The Calabasas, Calif.-based company said it would reach out to borrowers who are current on their loans but are facing an imminent rate reset to discuss options. Countrywide said it would refinance about $10 billion in loans and modify another $4 billion.

It also plans to contact borrowers of some $2.2 billion who are late on their loans and having trouble paying because of a recent rate reset.

In total Countrywide's plan would reach out to about 82,000 borrowers for some kind of relief.

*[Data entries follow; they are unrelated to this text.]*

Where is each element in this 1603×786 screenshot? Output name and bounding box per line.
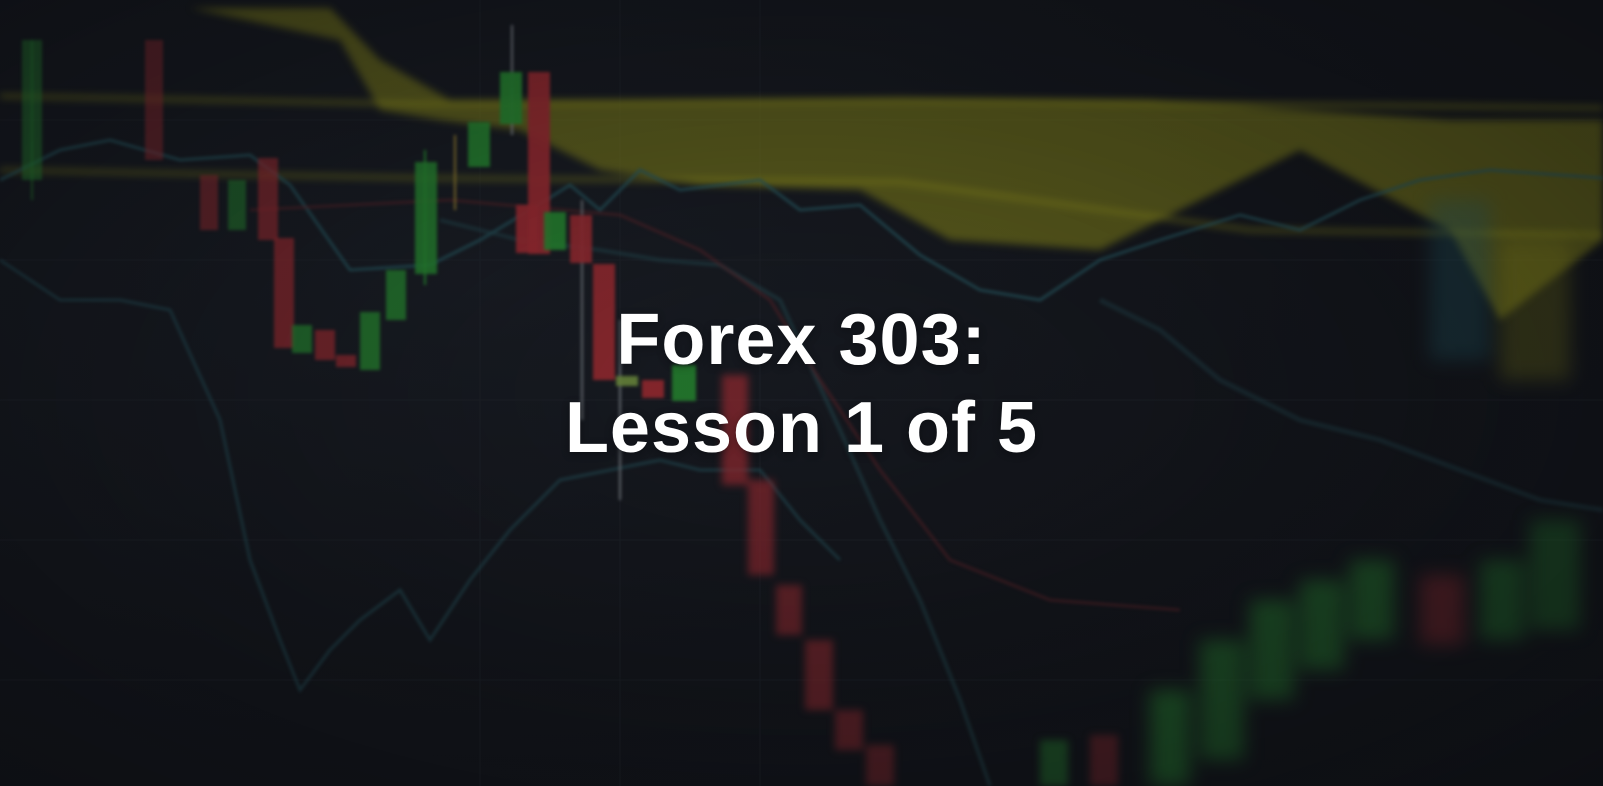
lesson-title: Forex 303: Lesson 1 of 5 [0, 296, 1603, 472]
title-line-course: Forex 303: [616, 300, 987, 380]
title-line-lesson: Lesson 1 of 5 [564, 388, 1039, 468]
ichimoku-cloud [0, 8, 1603, 320]
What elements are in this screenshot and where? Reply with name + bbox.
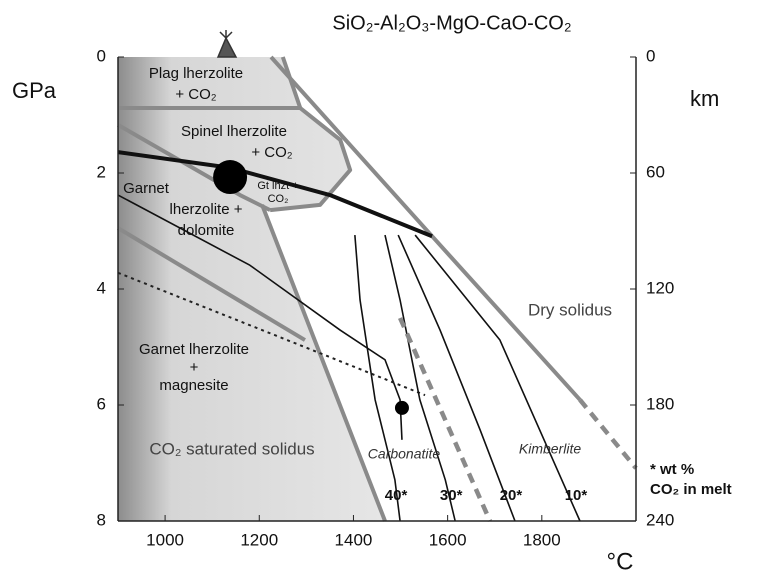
annotation: Spinel lherzolite — [181, 123, 287, 140]
y2-tick-label: 240 — [646, 510, 674, 529]
y-tick-label: 8 — [97, 510, 106, 529]
x-tick-label: 1600 — [429, 530, 467, 549]
boundary-line — [415, 235, 580, 521]
annotation: * wt % — [650, 461, 694, 478]
annotation: magnesite — [159, 377, 228, 394]
annotation: + CO₂ — [251, 144, 292, 161]
chart-title: SiO₂-Al₂O₃-MgO-CaO-CO₂ — [332, 12, 571, 34]
x-axis-label: °C — [607, 548, 634, 575]
boundary-line — [580, 400, 636, 468]
y-tick-label: 0 — [97, 46, 106, 65]
y-tick-label: 4 — [97, 278, 106, 297]
x-tick-label: 1800 — [523, 530, 561, 549]
point — [213, 160, 247, 194]
annotation: CO₂ saturated solidus — [149, 439, 314, 458]
x-tick-label: 1400 — [335, 530, 373, 549]
annotation: lherzolite + — [170, 201, 243, 218]
x-tick-label: 1000 — [146, 530, 184, 549]
y-tick-label: 6 — [97, 394, 106, 413]
volcano-icon — [218, 30, 236, 57]
y-tick-label: 2 — [97, 162, 106, 181]
annotation: CO₂ in melt — [650, 481, 732, 498]
annotation: Garnet lherzolite — [139, 341, 249, 358]
isopleth-label: 40* — [385, 487, 408, 504]
annotation: Garnet — [123, 180, 170, 197]
annotation: + — [190, 359, 199, 376]
isopleth-label: 20* — [500, 487, 523, 504]
annotation: Carbonatite — [368, 446, 441, 462]
point — [395, 401, 409, 415]
annotation: Gt lhzt + — [257, 180, 298, 192]
x-tick-label: 1200 — [240, 530, 278, 549]
isopleth-label: 10* — [565, 487, 588, 504]
boundary-line — [385, 235, 455, 521]
y2-tick-label: 120 — [646, 278, 674, 297]
annotation: dolomite — [178, 222, 235, 239]
annotation: CO₂ — [268, 193, 289, 205]
y2-tick-label: 60 — [646, 162, 665, 181]
annotation: Dry solidus — [528, 300, 612, 319]
y2-tick-label: 0 — [646, 46, 655, 65]
annotation: Kimberlite — [519, 441, 581, 457]
y2-axis-label: km — [690, 86, 719, 111]
isopleth-label: 30* — [440, 487, 463, 504]
y2-tick-label: 180 — [646, 394, 674, 413]
chart: 40*30*20*10* SiO₂-Al₂O₃-MgO-CaO-CO₂ GPa … — [0, 0, 767, 578]
y-axis-label: GPa — [12, 78, 57, 103]
annotation: Plag lherzolite — [149, 65, 243, 82]
annotation: + CO₂ — [175, 86, 216, 103]
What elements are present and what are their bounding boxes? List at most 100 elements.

Transportation Weakness: UPS and Burlington Northern

by Calculated Risk on 10/23/2007 12:54:00 PM

From the WSJ: UPS Posts 3.7% Rise in Profit Amid International Growth

The world's largest package delivery company expects domestic package volume in the fourth quarter will grow at its slowest rate for the period in four years, amid weakened consumer spending in the U.S. ...

"Retail sales growth is expected to remain weak and is a wild card going into the holiday shipping season," Chief Financial Officer Scott Davis said during a conference call with analysts. "It remains to be seen how quickly the U.S. economy will return to long-term growth trends," he added, noting that UPS sees economic growth of about 2% this year.
Also from the WSJ: Burlington Northern Earnings Rise 8.4% Despite High Fuel Costs
"Although we have concerns near-term about the economy, housing markets, high fuel prices and general consumer softness, we continue to be optimistic about the long-term future of BNSF," [Chairman and Chief Executive Matthew K. Rose] said.
...
In July, the railroad said it expected about a 3% decline in volume in the third quarter, mainly due to weak intermodal volume, which involves transferring freight from one method of transport to another. Tuesday, the company said volume fell 4.7%. A recession in freight volumes has been affecting the rail industry for nearly a year, partly because of weakness in the housing and automotive markets.
The UPS numbers are weak, but not too bad - the Burlington Northern volumes look recessionary.